In particular, successive assessments of the same subject must include a sufficient number of common assessment items, and these items must retain their measurement properties over time so that results can be reported on a common scale. The set of items included must adequately cover the different aspects of the framework for each domain.
Furthermore, the sample of students in different assessment cycles must be similarly representative of the target population; only results from samples that meet the strict standards set by PISA can be compared over time. Even though some countries and economies took part in successive PISA assessments, some of them cannot compare all their PISA results over time.

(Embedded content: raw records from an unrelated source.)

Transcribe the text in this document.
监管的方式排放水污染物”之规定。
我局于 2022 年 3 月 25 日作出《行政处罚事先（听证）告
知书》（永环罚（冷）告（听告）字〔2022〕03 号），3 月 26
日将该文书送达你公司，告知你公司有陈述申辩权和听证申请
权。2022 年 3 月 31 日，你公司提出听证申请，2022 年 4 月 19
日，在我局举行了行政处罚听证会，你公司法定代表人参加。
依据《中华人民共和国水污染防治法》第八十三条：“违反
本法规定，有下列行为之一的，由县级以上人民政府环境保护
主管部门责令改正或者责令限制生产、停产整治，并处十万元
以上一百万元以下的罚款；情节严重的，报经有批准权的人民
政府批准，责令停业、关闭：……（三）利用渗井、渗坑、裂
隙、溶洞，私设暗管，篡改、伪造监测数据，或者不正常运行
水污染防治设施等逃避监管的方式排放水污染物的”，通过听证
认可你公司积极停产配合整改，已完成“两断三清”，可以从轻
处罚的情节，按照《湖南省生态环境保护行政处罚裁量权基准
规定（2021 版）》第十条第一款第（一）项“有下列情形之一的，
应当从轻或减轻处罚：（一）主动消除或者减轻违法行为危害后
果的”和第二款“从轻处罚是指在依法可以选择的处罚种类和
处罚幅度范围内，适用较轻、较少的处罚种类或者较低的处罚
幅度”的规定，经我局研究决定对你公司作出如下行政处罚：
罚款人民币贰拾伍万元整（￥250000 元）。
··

Comparisons over time can be affected by changes in assessment conditions or in the methods used to estimate students’ performance on the PISA scale. In particular, from 2015 onward, PISA introduced computer-based testing as the main form of assessment. It also adopted a more flexible model for scaling response data, and treated items that were left unanswered at the end of test forms as if they were not part of the test, rather than as incorrectly answered. (Such items were considered incorrect in previous assessments for the purpose of estimating students’ position on the PISA scale.) Instead of re-estimating past results based on new methods, PISA incorporates the uncertainty associated with these changes when computing the statistical significance of trend estimates (see the section on “link errors” below).

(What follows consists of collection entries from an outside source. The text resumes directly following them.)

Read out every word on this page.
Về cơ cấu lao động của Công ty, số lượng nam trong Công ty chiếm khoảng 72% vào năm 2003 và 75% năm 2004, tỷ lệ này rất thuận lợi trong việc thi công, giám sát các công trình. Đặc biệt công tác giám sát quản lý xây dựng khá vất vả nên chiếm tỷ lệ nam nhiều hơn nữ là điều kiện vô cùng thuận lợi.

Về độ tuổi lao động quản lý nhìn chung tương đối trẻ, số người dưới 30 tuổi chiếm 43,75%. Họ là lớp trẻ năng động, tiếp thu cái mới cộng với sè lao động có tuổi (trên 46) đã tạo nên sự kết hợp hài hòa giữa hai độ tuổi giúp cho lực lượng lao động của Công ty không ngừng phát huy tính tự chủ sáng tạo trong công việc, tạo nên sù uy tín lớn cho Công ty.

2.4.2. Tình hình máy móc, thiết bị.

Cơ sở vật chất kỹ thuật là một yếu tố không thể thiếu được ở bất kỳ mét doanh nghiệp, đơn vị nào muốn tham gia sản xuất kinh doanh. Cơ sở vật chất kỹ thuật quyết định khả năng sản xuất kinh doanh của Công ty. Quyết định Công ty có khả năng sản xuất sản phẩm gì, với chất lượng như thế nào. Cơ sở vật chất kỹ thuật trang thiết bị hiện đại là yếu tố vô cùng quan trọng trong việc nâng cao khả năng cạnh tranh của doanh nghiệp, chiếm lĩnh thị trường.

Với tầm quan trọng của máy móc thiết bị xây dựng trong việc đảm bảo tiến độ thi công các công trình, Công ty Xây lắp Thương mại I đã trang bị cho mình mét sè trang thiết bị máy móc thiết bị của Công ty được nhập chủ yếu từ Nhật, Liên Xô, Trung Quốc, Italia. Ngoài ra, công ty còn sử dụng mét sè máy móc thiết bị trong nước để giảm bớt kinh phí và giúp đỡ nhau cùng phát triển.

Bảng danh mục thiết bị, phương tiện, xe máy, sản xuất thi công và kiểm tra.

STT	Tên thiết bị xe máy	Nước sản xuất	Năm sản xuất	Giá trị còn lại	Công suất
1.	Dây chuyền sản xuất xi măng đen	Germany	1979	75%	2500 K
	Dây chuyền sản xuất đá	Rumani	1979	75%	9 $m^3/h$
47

Changes in enrolment rates do not affect the representative nature of the PISA sample with regards to its target population (15-year-olds enrolled in Grade 7 or above), nevertheless, such changes may affect the interpretation of trends.
Finally, comparisons of assessment results through years that correspond to different assessment frameworks may also reflect the shifting emphasis of the test. For example, differences between PISA 2018 (and earlier) and PISA 2022 results in mathematics reflect not only whether students have become better at mastering the common assessment items used for linking the assessments (which reflect the earlier assessment framework), they also reflect students’ relative performance (compared to other students in other countries) on aspects of proficiency that are emphasised in the most recent assessment framework.